There is both frustration and freedom in that idea. If I were to try and read my blog to him or her, I wouldn’t get too far in communicating my perspective. Conversely, the whale is in no way concerned about what fills my head, what makes my world tick. While enjoying the spectacle and filtering my thoughts through my own narrow view, I realise it places no demands on me.

I breathe in the fresh sea air and feel grateful for this unexpected whale of a time. Simply by swimming by and flipping a tail through the air, this beautiful creature, knowing or unknowingly, has reminded me that there is much in the world that is beyond our understanding and control. Sometimes the best thing to do is just watch and appreciate how lucky we are to be in the right place at the right time.

Evan Shapiro
Author – Road to Nowhere

2 Comments on “Unexpected whale of a time

  1. Love the whale story.

    I’m also struck by my irrelevance to most other species. I say most because I’m thinking about the swamp hen that’s started to join in the feeding ritual we have set up with the guinea fowl. All these birds seem to think that this feeding is their absolute right. I don’t think gratitude crosses their minds. I should add that I often think guinea fowl are stupid, although I’m sure they’re very smart in their own ways, which are very noisy generally. Still, they seem to keep the tick and leech populations down.
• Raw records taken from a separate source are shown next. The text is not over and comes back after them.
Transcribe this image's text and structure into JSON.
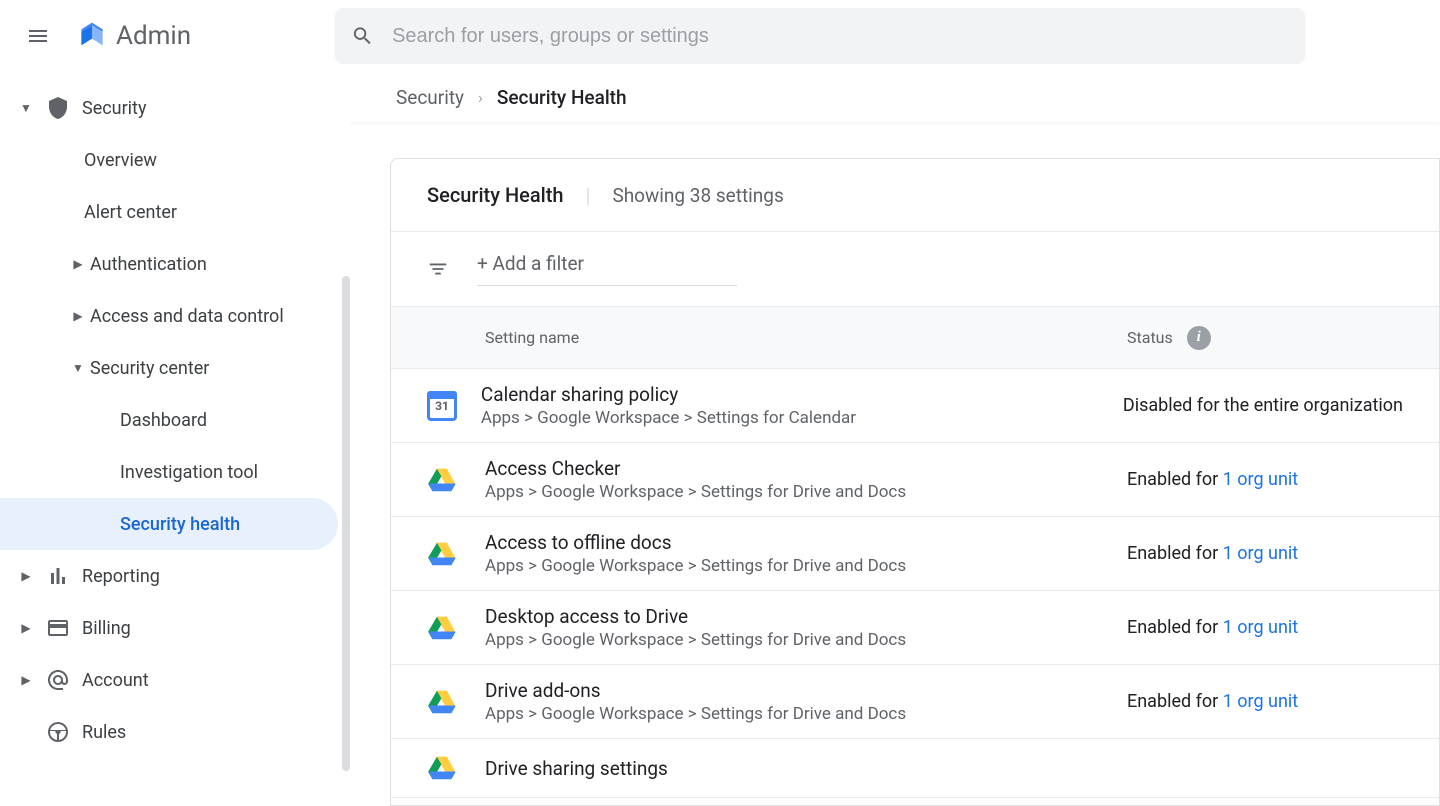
{
  "header": {
    "title": "Admin",
    "search_placeholder": "Search for users, groups or settings"
  },
  "sidebar": {
    "security": "Security",
    "overview": "Overview",
    "alert_center": "Alert center",
    "authentication": "Authentication",
    "access_data": "Access and data control",
    "security_center": "Security center",
    "dashboard": "Dashboard",
    "investigation_tool": "Investigation tool",
    "security_health": "Security health",
    "reporting": "Reporting",
    "billing": "Billing",
    "account": "Account",
    "rules": "Rules"
  },
  "breadcrumb": {
    "parent": "Security",
    "current": "Security Health"
  },
  "card": {
    "title": "Security Health",
    "subtitle": "Showing 38 settings",
    "add_filter": "+ Add a filter"
  },
  "table": {
    "col_name": "Setting name",
    "col_status": "Status"
  },
  "rows": [
    {
      "icon": "calendar",
      "name": "Calendar sharing policy",
      "path": "Apps > Google Workspace > Settings for Calendar",
      "status_prefix": "Disabled for the entire organization",
      "status_link": ""
    },
    {
      "icon": "drive",
      "name": "Access Checker",
      "path": "Apps > Google Workspace > Settings for Drive and Docs",
      "status_prefix": "Enabled for ",
      "status_link": "1 org unit"
    },
    {
      "icon": "drive",
      "name": "Access to offline docs",
      "path": "Apps > Google Workspace > Settings for Drive and Docs",
      "status_prefix": "Enabled for ",
      "status_link": "1 org unit"
    },
    {
      "icon": "drive",
      "name": "Desktop access to Drive",
      "path": "Apps > Google Workspace > Settings for Drive and Docs",
      "status_prefix": "Enabled for ",
      "status_link": "1 org unit"
    },
    {
      "icon": "drive",
      "name": "Drive add-ons",
      "path": "Apps > Google Workspace > Settings for Drive and Docs",
      "status_prefix": "Enabled for ",
      "status_link": "1 org unit"
    },
    {
      "icon": "drive",
      "name": "Drive sharing settings",
      "path": "",
      "status_prefix": "",
      "status_link": ""
    }
  ]
}
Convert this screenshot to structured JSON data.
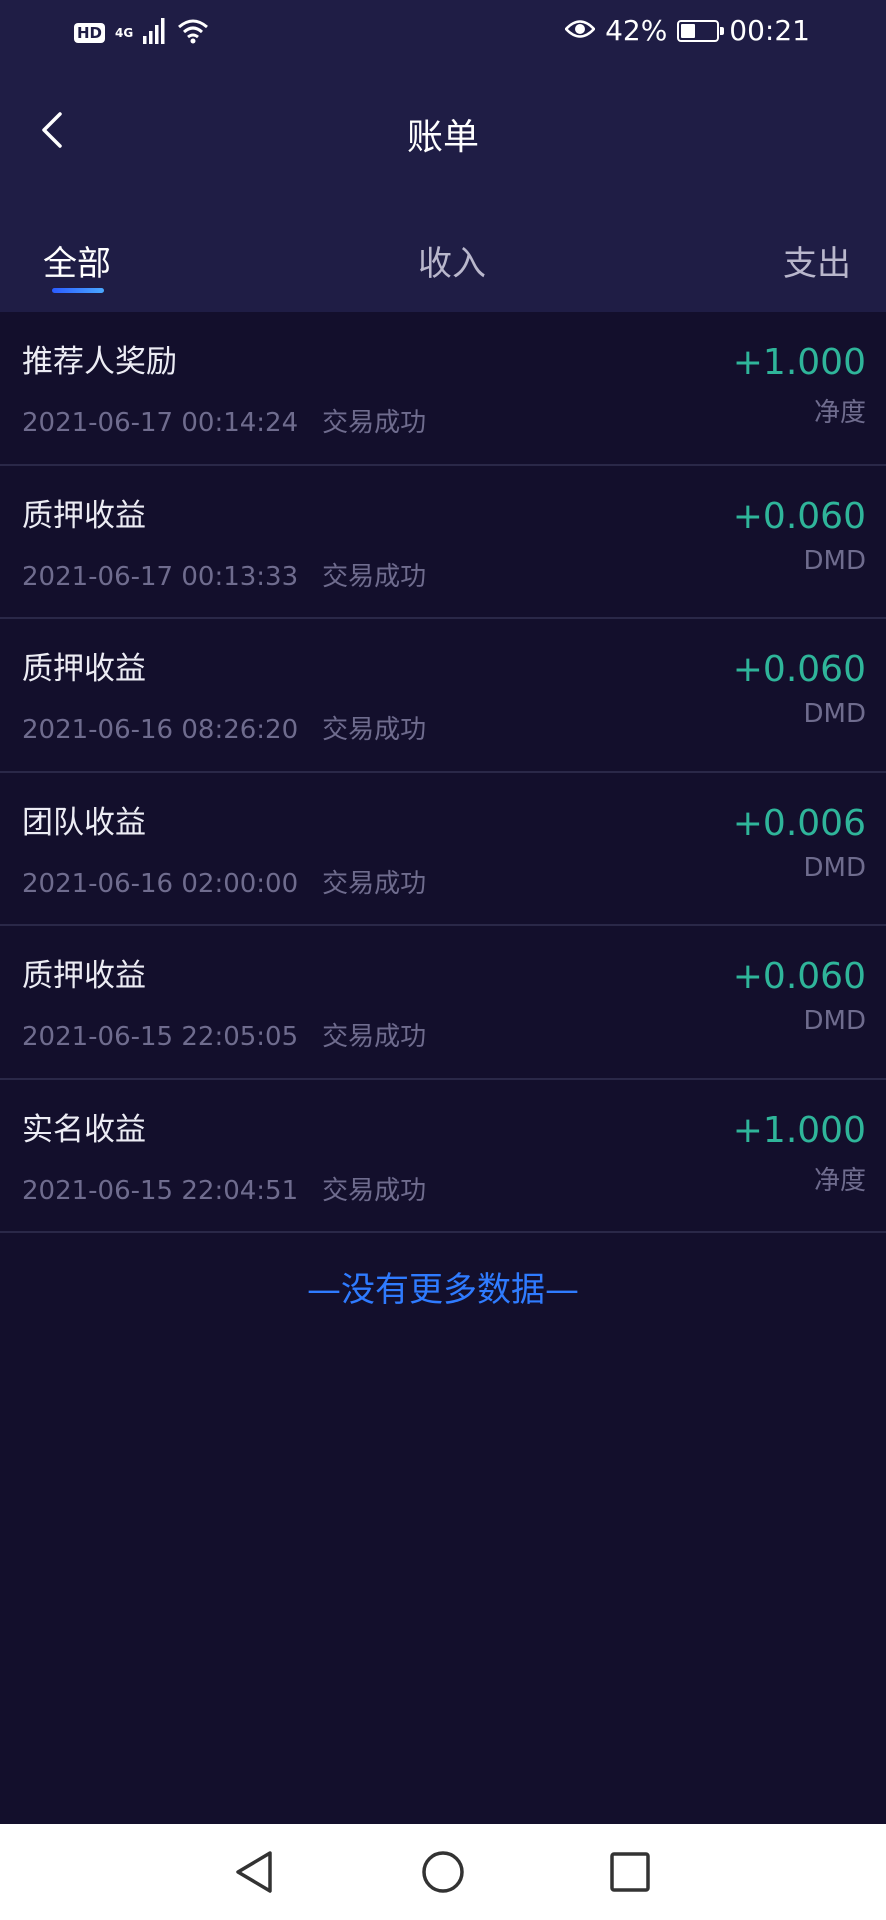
{
  "status_bar": {
    "hd": "HD",
    "network": "4G",
    "battery_percent": "42%",
    "battery_level": 0.42,
    "time": "00:21"
  },
  "header": {
    "title": "账单"
  },
  "tabs": [
    {
      "label": "全部",
      "active": true
    },
    {
      "label": "收入",
      "active": false
    },
    {
      "label": "支出",
      "active": false
    }
  ],
  "transactions": [
    {
      "title": "推荐人奖励",
      "datetime": "2021-06-17 00:14:24",
      "status": "交易成功",
      "amount": "+1.000",
      "unit": "净度"
    },
    {
      "title": "质押收益",
      "datetime": "2021-06-17 00:13:33",
      "status": "交易成功",
      "amount": "+0.060",
      "unit": "DMD"
    },
    {
      "title": "质押收益",
      "datetime": "2021-06-16 08:26:20",
      "status": "交易成功",
      "amount": "+0.060",
      "unit": "DMD"
    },
    {
      "title": "团队收益",
      "datetime": "2021-06-16 02:00:00",
      "status": "交易成功",
      "amount": "+0.006",
      "unit": "DMD"
    },
    {
      "title": "质押收益",
      "datetime": "2021-06-15 22:05:05",
      "status": "交易成功",
      "amount": "+0.060",
      "unit": "DMD"
    },
    {
      "title": "实名收益",
      "datetime": "2021-06-15 22:04:51",
      "status": "交易成功",
      "amount": "+1.000",
      "unit": "净度"
    }
  ],
  "footer_text": "—没有更多数据—",
  "colors": {
    "header_bg": "#1f1d45",
    "page_bg": "#130f2c",
    "amount_positive": "#2fb59a",
    "accent_blue": "#2f7bff"
  }
}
    But whales are in another league. And you are lucky to have a morning ritual that is so vitalising and interesting. I do miss the coast a bit, I have to confess. We drive into our nearest little town for a coffee and read of the Herald (while it lasts).
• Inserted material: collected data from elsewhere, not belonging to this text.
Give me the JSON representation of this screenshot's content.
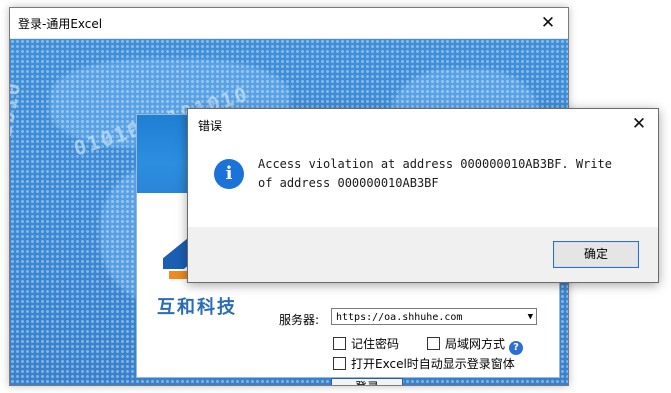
{
  "login_window": {
    "title": "登录-通用Excel",
    "close_glyph": "✕",
    "background_binary": "0101010101010",
    "logo_text": "互和科技",
    "server_label": "服务器:",
    "server_value": "https://oa.shhuhe.com",
    "remember_password_label": "记住密码",
    "lan_mode_label": "局域网方式",
    "auto_show_label": "打开Excel时自动显示登录窗体",
    "login_button_label": "登录"
  },
  "error_dialog": {
    "title": "错误",
    "close_glyph": "✕",
    "message": "Access violation at address 000000010AB3BF. Write of address 000000010AB3BF",
    "ok_button_label": "确定"
  },
  "colors": {
    "login_bg": "#3c8ad6",
    "panel_header": "#2a85d7",
    "logo_blue": "#1a5fb4",
    "logo_orange": "#f08a1c",
    "info_icon": "#1b72d8",
    "focus_border": "#2c6fd0"
  },
  "icons": {
    "error_icon": "info-circle-icon",
    "help_icon": "question-circle-icon"
  }
}
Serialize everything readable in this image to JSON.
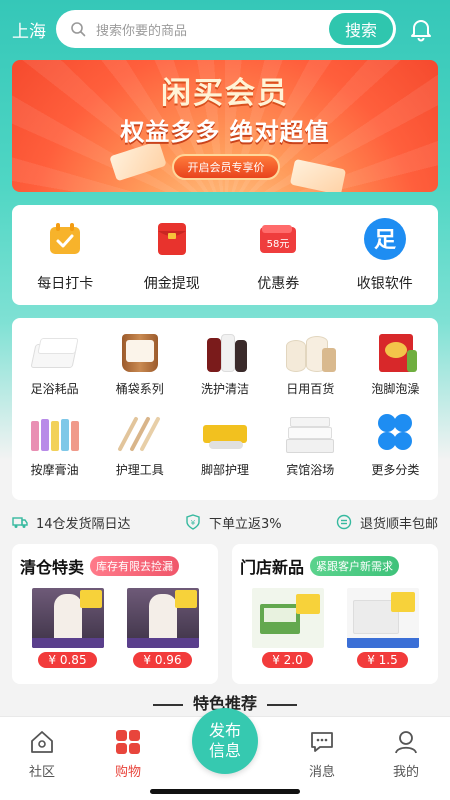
{
  "header": {
    "city": "上海",
    "search_placeholder": "搜索你要的商品",
    "search_button": "搜索"
  },
  "banner": {
    "title": "闲买会员",
    "subtitle": "权益多多 绝对超值",
    "button": "开启会员专享价"
  },
  "quick_actions": [
    {
      "label": "每日打卡",
      "icon": "calendar-check-icon"
    },
    {
      "label": "佣金提现",
      "icon": "red-envelope-icon"
    },
    {
      "label": "优惠券",
      "icon": "coupon-icon",
      "badge": "58元"
    },
    {
      "label": "收银软件",
      "icon": "cashier-icon",
      "badge": "足"
    }
  ],
  "categories": [
    {
      "label": "足浴耗品"
    },
    {
      "label": "桶袋系列"
    },
    {
      "label": "洗护清洁"
    },
    {
      "label": "日用百货"
    },
    {
      "label": "泡脚泡澡"
    },
    {
      "label": "按摩膏油"
    },
    {
      "label": "护理工具"
    },
    {
      "label": "脚部护理"
    },
    {
      "label": "宾馆浴场"
    },
    {
      "label": "更多分类"
    }
  ],
  "services": [
    {
      "label": "14仓发货隔日达",
      "icon": "truck-icon"
    },
    {
      "label": "下单立返3%",
      "icon": "shield-icon"
    },
    {
      "label": "退货顺丰包邮",
      "icon": "return-icon"
    }
  ],
  "promos": [
    {
      "title": "清仓特卖",
      "tag": "库存有限去捡漏",
      "tag_color": "#f0566a",
      "items": [
        {
          "price": "¥ 0.85"
        },
        {
          "price": "¥ 0.96"
        }
      ]
    },
    {
      "title": "门店新品",
      "tag": "紧跟客户新需求",
      "tag_color": "#3fc27a",
      "items": [
        {
          "price": "¥ 2.0"
        },
        {
          "price": "¥ 1.5"
        }
      ]
    }
  ],
  "section_title": "特色推荐",
  "tabbar": {
    "tabs": [
      {
        "label": "社区",
        "icon": "home-icon"
      },
      {
        "label": "购物",
        "icon": "grid-icon",
        "active": true
      },
      {
        "label": "消息",
        "icon": "message-icon"
      },
      {
        "label": "我的",
        "icon": "user-icon"
      }
    ],
    "publish_line1": "发布",
    "publish_line2": "信息"
  },
  "colors": {
    "accent": "#36c9b0",
    "price_red": "#f23b3b",
    "active_tab": "#e8453c"
  }
}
    Reading about your morning ritual made me think whether I should try to pack a bit more into the early hours. . . . but there are always some little niggles I guess.

    1. It’s interesting that we as a species often attempt to apply our thoughts and feelings to other species. We rarely stop to attempt the reverse.

      Enjoy reading the Herald. A whale can’t. But then maybe a walk by the sea can be just as illuminating as the daily news. To me, nature sometimes feels more relevant, though I too am firmly patched into the 24/7 news cycle.